El carisma
Valencia. 14/05/2019. Palau de Les Arts. Verdi: Rigoletto. Leo Nucci, Celso Albelo, Maria Grazia Schiavo, Nino Surguladze, Marco Spotti, Marta Di Stefano, Gabriele Sagona, Alberto Bonifazio, Mark Sediuk, Arturo Espinosa, Olga Syniakova, Pau Armengol, Juliette Chauvet. Dir. de escena: Emilio Sagi. Dir. musical: Roberto Abbado.
En ocasiones a los críticos se nos plantea un serio dilema: ¿cómo discrepar abiertamente con las formas de un artista sin descalificarlo? Les digo esto porque, siendo franco, nunca he conectado con Leo Nucci. Quiero decir: su voz no me despierta un particular interés, su emisión me parece poco canónica y su estilo me resulta demasiado personal y a veces excéntrico. Pero le admiro y le respeto, qué duda cabe. Le admiro como es lógico y obligado admirar a quien lleva medio siglo sobre un escenario, con un arte que podrá no gustarme pero que nunca calificaría de ridículo. Y le respeto, porque se que es un profesional intachable, con sus personalismos, como todos los grandes seguramente, y con un regusto agridulce a la vieja escuela, con lo bueno y lo menos bueno que esto pueda tener. Pero ahí está: más de medio millar de funciones como Rigoletto a sus espaldas y en activo cuando bordea ya los ochenta años de edad (nació en 1942). Así pues, un respeto es lo mínimo que puedo tributarle, bien que no comparta su enfoque con el personaje. Lo cierto es que cuando alguien se convierte en un mito, y Nucci lo es, solo puede atribuirse a méritos propios. No será mi opción, pero al César lo que es del César.
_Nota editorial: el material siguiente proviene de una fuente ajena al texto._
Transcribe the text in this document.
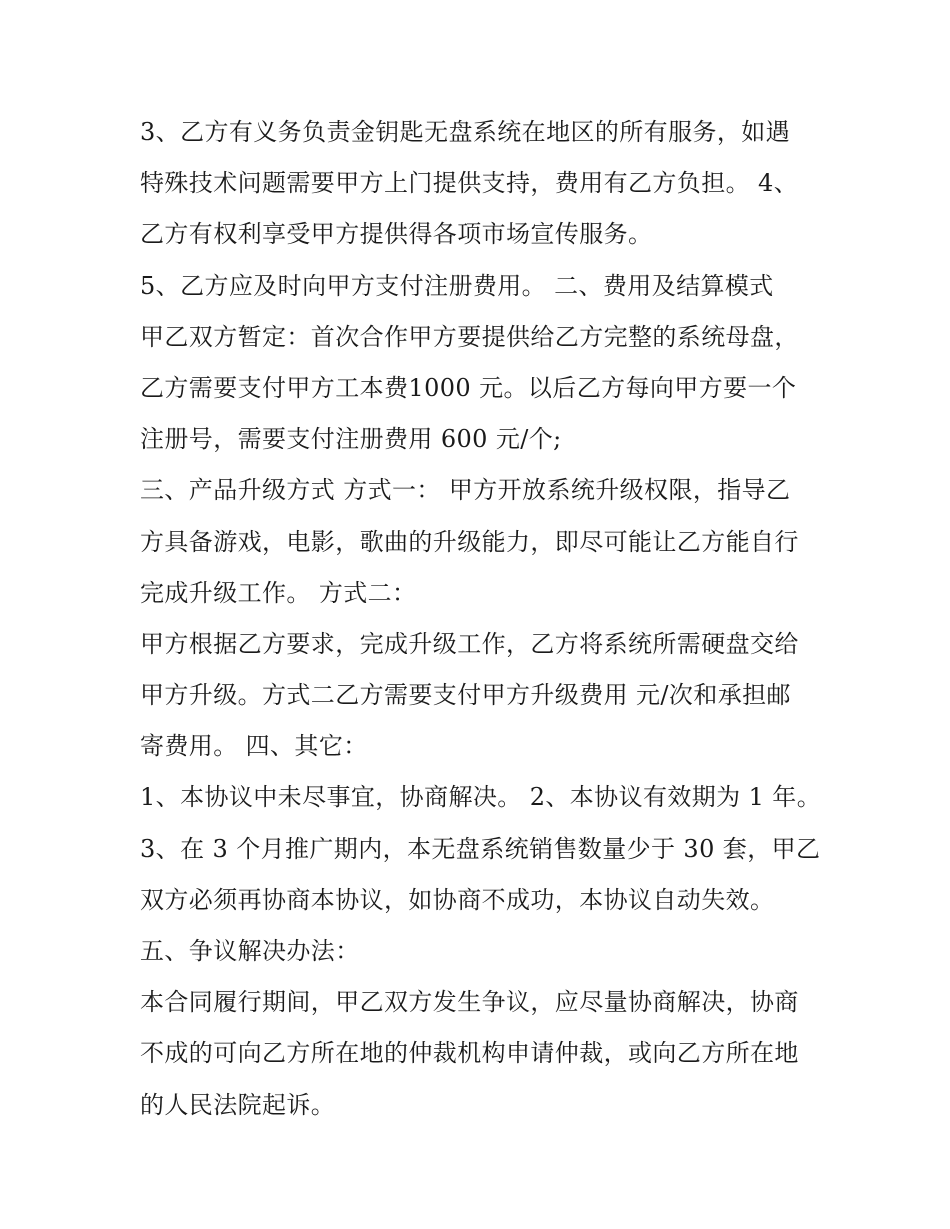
3、乙方有义务负责金钥匙无盘系统在地区的所有服务，如遇
特殊技术问题需要甲方上门提供支持，费用有乙方负担。 4、
乙方有权利享受甲方提供得各项市场宣传服务。
5、乙方应及时向甲方支付注册费用。 二、费用及结算模式
甲乙双方暂定：首次合作甲方要提供给乙方完整的系统母盘，
乙方需要支付甲方工本费1000 元。以后乙方每向甲方要一个
注册号，需要支付注册费用 600 元/个;
三、产品升级方式 方式一： 甲方开放系统升级权限，指导乙
方具备游戏，电影，歌曲的升级能力，即尽可能让乙方能自行
完成升级工作。 方式二：
甲方根据乙方要求，完成升级工作，乙方将系统所需硬盘交给
甲方升级。方式二乙方需要支付甲方升级费用 元/次和承担邮
寄费用。 四、其它：
1、本协议中未尽事宜，协商解决。 2、本协议有效期为 1 年。
3、在 3 个月推广期内，本无盘系统销售数量少于 30 套，甲乙
双方必须再协商本协议，如协商不成功，本协议自动失效。
五、争议解决办法：
本合同履行期间，甲乙双方发生争议，应尽量协商解决，协商
不成的可向乙方所在地的仲裁机构申请仲裁，或向乙方所在地
的人民法院起诉。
Y es que el carisma ni se compra ni se vende. Y Leo Nucci lo tiene, posee algo genuino que consigue conectar de manera especial con el público. Debo decir, además, que para mi asombro encontré a Nucci menos cansado, con el instrumento en buena forma, con una proyección evidente y capaz de algún color inesperado, como en "Piangi, fanciulla", donde resolvió una media voz que desafiaba el paso del tiempo. Por supuesto, Un Rigoletto con Nucci es un Rigoletto con bis de la vendetta. No hay otra alternativa. No vamos a insistir una vez más en lo poco natural que resulta todo esto y en lo poco que contribuye a hacer del bis algo extraordinario, convertido ya en norma. Sea como fuere, Leo Nucci no será mi Rigoletto pero él es, sin duda, el Rigoletto de una época, y ante su honestidad hay que quitarse el sombrero.
Una delicia el Duque de Mantua de Celso Albelo. Un ejemplo de canto elegante, bien medido, delineando cada frase con una intención al servicio del texto, recreando de manera ideal a este simpar vividor, a ese crápula con el que a regañadientes llegamos incluso a simpatizar. La voz sonó plena y la emisión flexible, logrando plasmar pasajes de un belcanto admirable, como un excelso "E il sol dell´anima". Albelo lleva década y media paseando este rol por los principales escenarios de medio mundo y le ha cogido la medida de manera evidente. Logra algo extraordinario con este papel, trasladar la impresión al oyente de que suena fácil una escritura vocal que en realidad es muy comprometida y exigente. A su lado, Maria Grazia Schiavo exhibió lo mejor de la genuina escuela de canto italiana, con una voz pulcra y bien resuelta, de impecable fraseo, aunque por desgracia no bien rematada en el sobreagudo. Completaban el elenco, en los roles secundarios, la seductora y rotunda Maddalena de Nino Surguladze y el sonoro Sparafucile de Marco Spotti.
La producción de Emilio Sagi tiene ya unos años y a decir verdad no resulta demasiado estimulante. La escenografía de Ricardo Sánchez-Cuerda, con esa sucesión de rampas, no lo pone fácil a los solistas, en un constante subir y bajar. Y al final todo se sostiene por el hacer de los cantantes, singularmente con Nucci dando rienda suelta a su propia creación.
No terminé de entender la opción de Roberto Abbado en el foso, al frente de una excelsa Orquesta de la Comunidad Valenciana. Abbado empezó prometiendo una lectura intensa y dramática de la obra, con un extraordinario preludio. Pero más tarde osciló, sin aparente criterio, entre momentos de delicado lirismo y otros de agitadísima virulencia, como el Cortiggiani o la tormenta del último acto. Fue una dirección efectista y eficaz, pero sin un criterio demasiado claro y con algún exceso de decibelios, francamente innecesario.